I eschewed the 3D-360 flight simulator, not really wanting to spin upside down _ or at least not wanting to feel the effects on my viscera of spinning upside down. But I did try walking on the moon, or at least the closest thing to it.
Wrapped in a harness, I bounded about the faux moon surface like a pregnant llama. Or as Apollo 12 astronaut Pete Conrad once said, "You know what it feels like? Did you ever see those pictures of giraffes running in slow motion?"
My family and I were at the Astronaut Hall of Fame, just across the Indian River from the Kennedy Space Center Visitor Complex. Once run by a private foundation, as of December 2002 the Hall of Fame has been owned and operated by Delaware North Parks Services of Spaceport Inc., the same enterprise that operates the visitor complex.
The hall houses the world's largest collection of astronaut memorabilia, and one can pore over the original Mercury Sigma 7 capsule, the Apollo 14 command module, and biographies and personal items of the 51 inducted astronauts. But most visitors spend much of their time in the extensive gallery known as the Simulator Station.
My daughter Ally, 9, also tried the moon walk simulator. "It was hard to jump high," she said. "It looks easy when the astronauts jump on the moon." She also had trouble trying to land the space shuttle in a virtual reality control booth _ we all did _ but is ready to sign up for the all-star team for virtual reality Gravity-Ball, a game that is like basketball in space.
Like me, Ally also avoided the 3D-360 flight simulator but had the guts to feel the bumping and banking in the Mission to Mars simulator. Her report: "It was cool, but I had to close my eyes because you start to feel woozy, rocking back and forth and up and back."
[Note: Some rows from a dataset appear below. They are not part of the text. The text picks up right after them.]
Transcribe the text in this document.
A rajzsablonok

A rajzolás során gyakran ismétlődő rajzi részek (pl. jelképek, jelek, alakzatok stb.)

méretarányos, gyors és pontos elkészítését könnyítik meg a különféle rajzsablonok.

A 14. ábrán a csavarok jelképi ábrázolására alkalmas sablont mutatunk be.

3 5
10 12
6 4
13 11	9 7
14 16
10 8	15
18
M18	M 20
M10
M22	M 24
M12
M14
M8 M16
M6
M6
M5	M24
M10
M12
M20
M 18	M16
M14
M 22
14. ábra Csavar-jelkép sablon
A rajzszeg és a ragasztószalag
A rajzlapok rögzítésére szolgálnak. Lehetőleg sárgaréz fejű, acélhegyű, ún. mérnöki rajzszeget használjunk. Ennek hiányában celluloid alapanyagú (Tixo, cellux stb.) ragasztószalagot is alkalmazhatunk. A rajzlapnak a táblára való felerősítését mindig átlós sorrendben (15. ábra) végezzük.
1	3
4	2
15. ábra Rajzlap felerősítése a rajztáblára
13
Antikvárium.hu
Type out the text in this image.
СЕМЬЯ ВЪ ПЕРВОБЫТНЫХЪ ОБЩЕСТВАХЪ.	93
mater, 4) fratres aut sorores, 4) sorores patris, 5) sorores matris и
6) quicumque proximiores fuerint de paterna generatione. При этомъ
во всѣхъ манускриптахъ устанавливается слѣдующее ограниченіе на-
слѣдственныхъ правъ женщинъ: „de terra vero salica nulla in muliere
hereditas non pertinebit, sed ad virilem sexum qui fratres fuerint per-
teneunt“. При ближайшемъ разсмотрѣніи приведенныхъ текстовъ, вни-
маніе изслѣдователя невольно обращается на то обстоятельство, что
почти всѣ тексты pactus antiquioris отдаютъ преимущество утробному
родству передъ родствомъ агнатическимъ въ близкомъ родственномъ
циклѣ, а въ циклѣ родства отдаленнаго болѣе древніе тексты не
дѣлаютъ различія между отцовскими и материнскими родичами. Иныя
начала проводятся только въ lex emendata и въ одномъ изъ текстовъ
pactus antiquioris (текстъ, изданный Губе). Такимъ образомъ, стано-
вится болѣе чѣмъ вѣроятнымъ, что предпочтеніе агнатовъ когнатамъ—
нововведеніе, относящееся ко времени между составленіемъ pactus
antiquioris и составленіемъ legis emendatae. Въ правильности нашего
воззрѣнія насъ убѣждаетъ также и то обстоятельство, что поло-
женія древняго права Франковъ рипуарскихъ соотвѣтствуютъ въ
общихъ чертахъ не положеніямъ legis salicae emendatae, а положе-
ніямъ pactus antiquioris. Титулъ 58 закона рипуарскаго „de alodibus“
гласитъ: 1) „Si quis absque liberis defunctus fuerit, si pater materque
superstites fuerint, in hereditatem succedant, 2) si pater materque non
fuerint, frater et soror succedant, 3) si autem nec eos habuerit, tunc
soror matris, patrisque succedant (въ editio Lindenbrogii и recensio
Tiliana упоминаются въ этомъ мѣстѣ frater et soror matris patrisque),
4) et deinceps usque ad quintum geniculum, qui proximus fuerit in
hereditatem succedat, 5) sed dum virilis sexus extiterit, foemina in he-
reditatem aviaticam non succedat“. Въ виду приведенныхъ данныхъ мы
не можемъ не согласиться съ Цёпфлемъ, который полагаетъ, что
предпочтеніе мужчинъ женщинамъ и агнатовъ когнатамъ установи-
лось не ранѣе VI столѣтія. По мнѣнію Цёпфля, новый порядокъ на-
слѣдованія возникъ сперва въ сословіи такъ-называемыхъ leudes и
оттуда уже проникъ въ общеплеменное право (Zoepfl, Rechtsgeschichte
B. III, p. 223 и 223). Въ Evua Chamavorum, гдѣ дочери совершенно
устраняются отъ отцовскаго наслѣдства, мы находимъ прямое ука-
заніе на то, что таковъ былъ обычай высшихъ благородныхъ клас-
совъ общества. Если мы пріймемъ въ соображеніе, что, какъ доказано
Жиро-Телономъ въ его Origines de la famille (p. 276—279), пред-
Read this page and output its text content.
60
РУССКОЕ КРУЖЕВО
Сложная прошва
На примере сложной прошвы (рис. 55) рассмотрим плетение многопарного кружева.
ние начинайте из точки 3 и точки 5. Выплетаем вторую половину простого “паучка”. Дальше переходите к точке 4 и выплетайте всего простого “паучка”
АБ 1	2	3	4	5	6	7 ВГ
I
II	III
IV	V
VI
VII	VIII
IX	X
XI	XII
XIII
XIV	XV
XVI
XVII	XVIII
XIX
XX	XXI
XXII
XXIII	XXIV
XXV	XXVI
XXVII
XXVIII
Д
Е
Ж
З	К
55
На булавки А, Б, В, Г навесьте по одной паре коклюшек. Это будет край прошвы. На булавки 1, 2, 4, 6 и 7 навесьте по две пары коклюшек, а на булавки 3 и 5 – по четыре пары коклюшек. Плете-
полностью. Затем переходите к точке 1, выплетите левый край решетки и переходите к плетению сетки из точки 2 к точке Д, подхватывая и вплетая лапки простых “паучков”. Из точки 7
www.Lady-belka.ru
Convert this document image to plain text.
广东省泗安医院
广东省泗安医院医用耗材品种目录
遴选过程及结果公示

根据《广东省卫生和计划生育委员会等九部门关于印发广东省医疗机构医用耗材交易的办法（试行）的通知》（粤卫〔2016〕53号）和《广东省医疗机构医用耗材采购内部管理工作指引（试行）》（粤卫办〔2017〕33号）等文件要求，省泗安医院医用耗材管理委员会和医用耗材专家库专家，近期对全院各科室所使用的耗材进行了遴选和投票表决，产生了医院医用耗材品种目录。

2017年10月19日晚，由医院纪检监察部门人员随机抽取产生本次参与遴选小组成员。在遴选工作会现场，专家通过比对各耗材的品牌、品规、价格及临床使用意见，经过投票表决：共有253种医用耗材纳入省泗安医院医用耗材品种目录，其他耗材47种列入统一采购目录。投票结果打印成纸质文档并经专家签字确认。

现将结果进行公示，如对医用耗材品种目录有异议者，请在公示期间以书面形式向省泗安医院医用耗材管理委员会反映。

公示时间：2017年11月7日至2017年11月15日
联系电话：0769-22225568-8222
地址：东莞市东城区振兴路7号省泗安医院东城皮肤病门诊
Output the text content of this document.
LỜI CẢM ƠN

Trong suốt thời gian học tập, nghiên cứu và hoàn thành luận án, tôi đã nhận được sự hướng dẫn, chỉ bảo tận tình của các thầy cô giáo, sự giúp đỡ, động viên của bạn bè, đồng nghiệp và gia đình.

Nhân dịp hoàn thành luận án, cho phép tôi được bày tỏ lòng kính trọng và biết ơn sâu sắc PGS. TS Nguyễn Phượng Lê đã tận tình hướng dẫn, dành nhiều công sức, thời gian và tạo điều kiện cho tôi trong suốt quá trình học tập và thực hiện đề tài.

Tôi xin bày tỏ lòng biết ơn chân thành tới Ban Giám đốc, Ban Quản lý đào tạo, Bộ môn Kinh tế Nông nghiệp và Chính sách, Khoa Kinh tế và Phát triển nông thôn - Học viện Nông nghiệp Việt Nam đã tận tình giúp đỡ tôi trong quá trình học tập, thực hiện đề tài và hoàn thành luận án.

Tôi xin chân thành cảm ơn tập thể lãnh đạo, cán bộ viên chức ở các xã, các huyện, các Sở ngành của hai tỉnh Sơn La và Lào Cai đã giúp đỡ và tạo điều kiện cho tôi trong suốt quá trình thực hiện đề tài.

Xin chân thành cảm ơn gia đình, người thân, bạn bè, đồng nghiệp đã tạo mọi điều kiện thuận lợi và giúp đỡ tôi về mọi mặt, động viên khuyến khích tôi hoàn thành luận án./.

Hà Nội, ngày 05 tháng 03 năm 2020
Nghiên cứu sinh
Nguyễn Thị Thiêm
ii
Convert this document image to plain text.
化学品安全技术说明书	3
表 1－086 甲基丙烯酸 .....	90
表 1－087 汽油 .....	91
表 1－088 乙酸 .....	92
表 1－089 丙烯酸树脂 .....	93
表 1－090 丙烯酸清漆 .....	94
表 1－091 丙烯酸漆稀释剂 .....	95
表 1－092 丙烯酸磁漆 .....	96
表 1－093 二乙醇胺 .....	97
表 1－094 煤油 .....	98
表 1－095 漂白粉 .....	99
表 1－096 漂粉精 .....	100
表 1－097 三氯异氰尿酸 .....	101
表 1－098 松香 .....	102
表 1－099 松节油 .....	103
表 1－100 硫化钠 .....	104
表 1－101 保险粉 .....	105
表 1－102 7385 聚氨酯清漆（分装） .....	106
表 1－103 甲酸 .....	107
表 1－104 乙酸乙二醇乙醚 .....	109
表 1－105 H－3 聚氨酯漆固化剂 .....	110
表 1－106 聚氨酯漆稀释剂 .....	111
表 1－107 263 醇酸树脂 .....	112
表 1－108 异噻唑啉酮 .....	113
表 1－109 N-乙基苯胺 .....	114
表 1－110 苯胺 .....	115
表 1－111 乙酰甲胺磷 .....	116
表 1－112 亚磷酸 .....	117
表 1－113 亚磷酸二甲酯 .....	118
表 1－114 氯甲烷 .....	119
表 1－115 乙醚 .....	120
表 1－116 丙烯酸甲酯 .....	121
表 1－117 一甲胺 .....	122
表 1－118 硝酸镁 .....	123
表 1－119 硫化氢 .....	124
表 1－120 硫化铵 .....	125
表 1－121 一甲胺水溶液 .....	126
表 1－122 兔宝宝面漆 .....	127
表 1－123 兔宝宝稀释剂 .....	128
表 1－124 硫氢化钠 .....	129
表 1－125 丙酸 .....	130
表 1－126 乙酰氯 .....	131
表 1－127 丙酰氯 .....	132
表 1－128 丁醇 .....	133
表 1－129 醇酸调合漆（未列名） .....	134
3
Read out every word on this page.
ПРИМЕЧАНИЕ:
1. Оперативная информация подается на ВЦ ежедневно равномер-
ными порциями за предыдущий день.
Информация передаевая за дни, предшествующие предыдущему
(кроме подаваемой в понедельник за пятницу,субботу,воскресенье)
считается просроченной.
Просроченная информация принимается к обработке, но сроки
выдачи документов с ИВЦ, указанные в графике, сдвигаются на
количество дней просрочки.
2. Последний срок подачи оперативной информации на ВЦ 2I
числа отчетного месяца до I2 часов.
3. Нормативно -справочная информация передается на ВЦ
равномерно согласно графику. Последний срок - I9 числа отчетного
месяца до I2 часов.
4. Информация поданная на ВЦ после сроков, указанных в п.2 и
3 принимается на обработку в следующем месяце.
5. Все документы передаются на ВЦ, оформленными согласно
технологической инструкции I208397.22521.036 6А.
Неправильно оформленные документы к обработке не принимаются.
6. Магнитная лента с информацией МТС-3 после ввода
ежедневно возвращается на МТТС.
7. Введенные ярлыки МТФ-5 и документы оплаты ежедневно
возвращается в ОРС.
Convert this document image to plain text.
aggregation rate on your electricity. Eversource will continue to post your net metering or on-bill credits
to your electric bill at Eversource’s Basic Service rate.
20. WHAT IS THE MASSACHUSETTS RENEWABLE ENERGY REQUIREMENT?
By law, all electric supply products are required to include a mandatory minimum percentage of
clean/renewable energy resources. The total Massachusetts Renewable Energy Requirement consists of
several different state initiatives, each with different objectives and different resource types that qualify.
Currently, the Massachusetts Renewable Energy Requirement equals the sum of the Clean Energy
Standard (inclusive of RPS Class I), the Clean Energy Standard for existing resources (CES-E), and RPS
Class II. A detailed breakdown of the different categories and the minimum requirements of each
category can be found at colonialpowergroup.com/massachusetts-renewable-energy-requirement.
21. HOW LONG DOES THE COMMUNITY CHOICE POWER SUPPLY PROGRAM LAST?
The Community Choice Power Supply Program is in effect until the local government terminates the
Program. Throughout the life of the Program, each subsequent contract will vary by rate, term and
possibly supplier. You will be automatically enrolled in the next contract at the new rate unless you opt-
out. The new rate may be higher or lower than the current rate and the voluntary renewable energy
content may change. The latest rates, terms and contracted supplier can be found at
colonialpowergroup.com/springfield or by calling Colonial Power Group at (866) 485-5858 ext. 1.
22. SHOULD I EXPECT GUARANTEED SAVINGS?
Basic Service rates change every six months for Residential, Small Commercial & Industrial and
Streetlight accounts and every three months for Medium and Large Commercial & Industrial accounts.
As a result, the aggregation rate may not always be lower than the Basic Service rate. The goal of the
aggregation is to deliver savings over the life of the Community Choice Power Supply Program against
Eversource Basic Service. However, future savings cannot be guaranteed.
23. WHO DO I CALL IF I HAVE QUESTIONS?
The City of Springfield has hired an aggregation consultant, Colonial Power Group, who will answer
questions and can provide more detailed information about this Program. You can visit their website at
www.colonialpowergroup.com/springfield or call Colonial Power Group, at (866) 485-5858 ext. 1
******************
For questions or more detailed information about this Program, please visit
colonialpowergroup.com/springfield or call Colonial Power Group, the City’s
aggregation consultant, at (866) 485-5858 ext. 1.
You can also stuff yourself into a Mercury capsule (which one astronaut compared to soaring through space while squeezed inside a bathtub), take a few computer quizzes and have your picture taken dressed in astronauts' work clothes. Then, in the Hall of Fame gallery you can read about each inductee's accomplishments.
It is fortunate that this repository of astronaut artifacts still exists. The hall, once run by the U.S. Space Camp Foundation, was millions of dollars in debt and faced bankruptcy in September 2002. There was talk of auctioning off the memorabilia, considered priceless by industry experts. A last-minute deal to purchase the Hall of Fame was signed by Delaware North Park Services later that month on behalf of NASA.
The Hall of Fame experience complements the Kennedy Space Center Visitor Complex. If the visitor complex is the space movement's museum without walls, the Astronaut Hall of Fame is its playground.
If you go
Admission to the Astronaut Hall of Fame is included in the Maximum Access Admission to the Kennedy Space Center Visitor Complex. Admission to the Hall of Fame only: $16 adults, $12 ages 3-11.